Artenvielfalt in Obstplantagen
Obstplantagen sind oft eher artenarm – mit geeigneten Maßnahmen können sie aber in artenreiche Ökosysteme umgestaltet werden.
Der gewerbliche Obstanbau findet in Deutschland heute nahezu vollständig in Plantagen statt. Viele kleine Bäume stehen eng beieinander, das erhöht den Ertrag und vereinfacht Ernte- und Pflegemaßnahmen. Auf rund 50.000 Hektar wuchsen 2024 hierzulande Äpfel, Kirschen, Birnen und Co. Das mit Abstand wichtigste Baumobst ist der Apfel, der auf etwa zwei Dritteln der Fläche steht.

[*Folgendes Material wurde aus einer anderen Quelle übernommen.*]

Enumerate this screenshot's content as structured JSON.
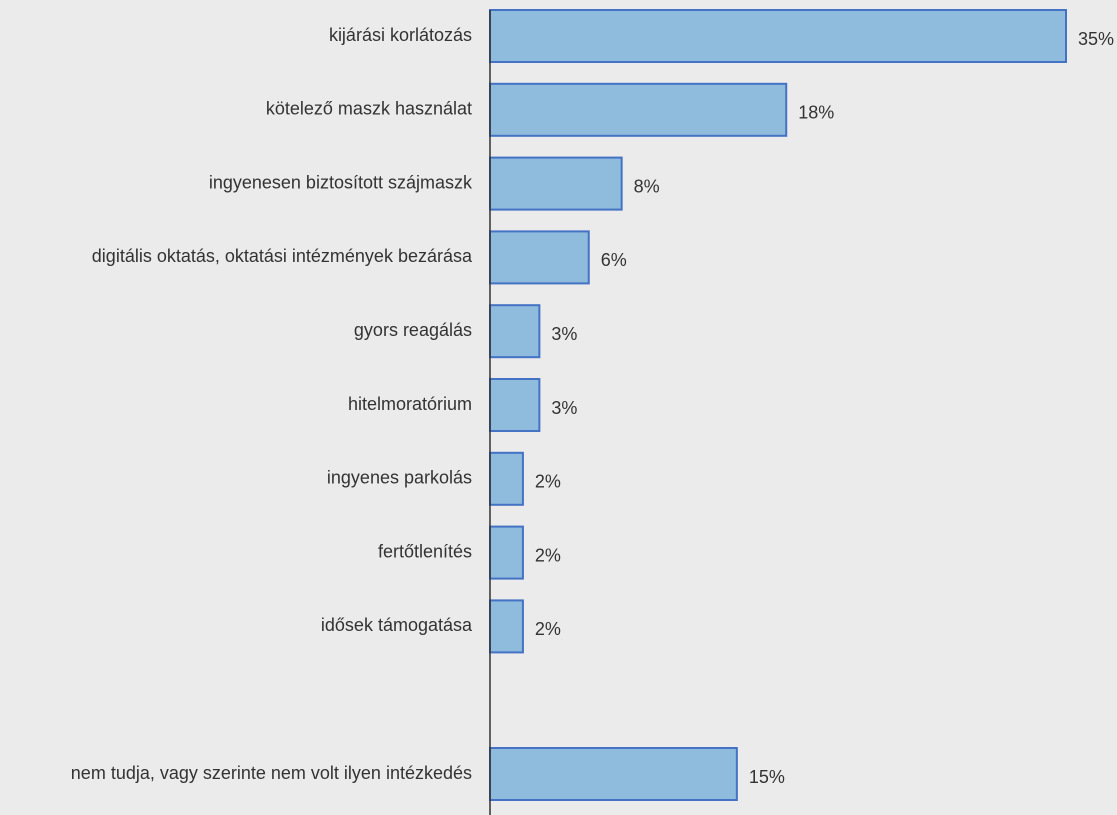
{
  "chart_data": {
    "type": "bar",
    "orientation": "horizontal",
    "categories": [
      "kijárási korlátozás",
      "kötelező maszk használat",
      "ingyenesen biztosított szájmaszk",
      "digitális oktatás, oktatási intézmények bezárása",
      "gyors reagálás",
      "hitelmoratórium",
      "ingyenes parkolás",
      "fertőtlenítés",
      "idősek támogatása",
      null,
      "nem tudja, vagy szerinte nem volt ilyen intézkedés"
    ],
    "values": [
      35,
      18,
      8,
      6,
      3,
      3,
      2,
      2,
      2,
      null,
      15
    ],
    "value_labels": [
      "35%",
      "18%",
      "8%",
      "6%",
      "3%",
      "3%",
      "2%",
      "2%",
      "2%",
      null,
      "15%"
    ],
    "color": "#8fbcdc",
    "edge_color": "#4472c4"
  }
}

Obstplantagen sind Dauerkulturen: Einmal gepflanzt, bleiben die Bäume in der Regel mindestens zehn, oft jedoch bis zu 20 Jahre lang in einer Anlage stehen, bevor sie ersetzt werden. So bieten Dauerkulturen stabile Lebensräume und sind grundsätzlich eine gute Voraussetzung für eine hohe Vielfalt an Tieren und Pflanzen.
Warum ist die Artenvielfalt in Obstplantagen oft eher gering?
Im Alltag sieht das oft anders aus. Obstplantagen werden meist sehr sauber gepflegt. Hecken und blühende Randstreifen sucht man oft vergeblich und die Fahrgasse zwischen den Baumreihen wird häufig gemäht, bevor die meisten Pflanzen blühen können.
Ziel der Pflegemaßnahmen ist es, Arbeitsabläufe zu vereinfachen und einen hohen Ertrag und eine gute Qualität der Früchte zu gewährleisten. Die wirtschaftlich notwendige "Aufgeräumtheit" vermindert etwa Fraßschäden von Insekten. Wilde Tiere und Pflanzen können sich in so einer Umgebung aber weniger gut entwickeln – sie brauchen immer eine gewisse Unordnung.
Außerdem werden mehrmals im Jahr Pflanzenschutzmittel eingesetzt. Der Apfel etwa wird häufiger behandelt als jede andere Kultur in Deutschland. 2020 waren es im Schnitt etwa 28 Mal. Vor diesem Hintergrund bringt das Mähen der Fahrgassen auch Vorteile mit sich, denn es verhindert, dass Bienen durch Blüten angelockt und anschließend durch Pflanzenschutzmittel getötet werden.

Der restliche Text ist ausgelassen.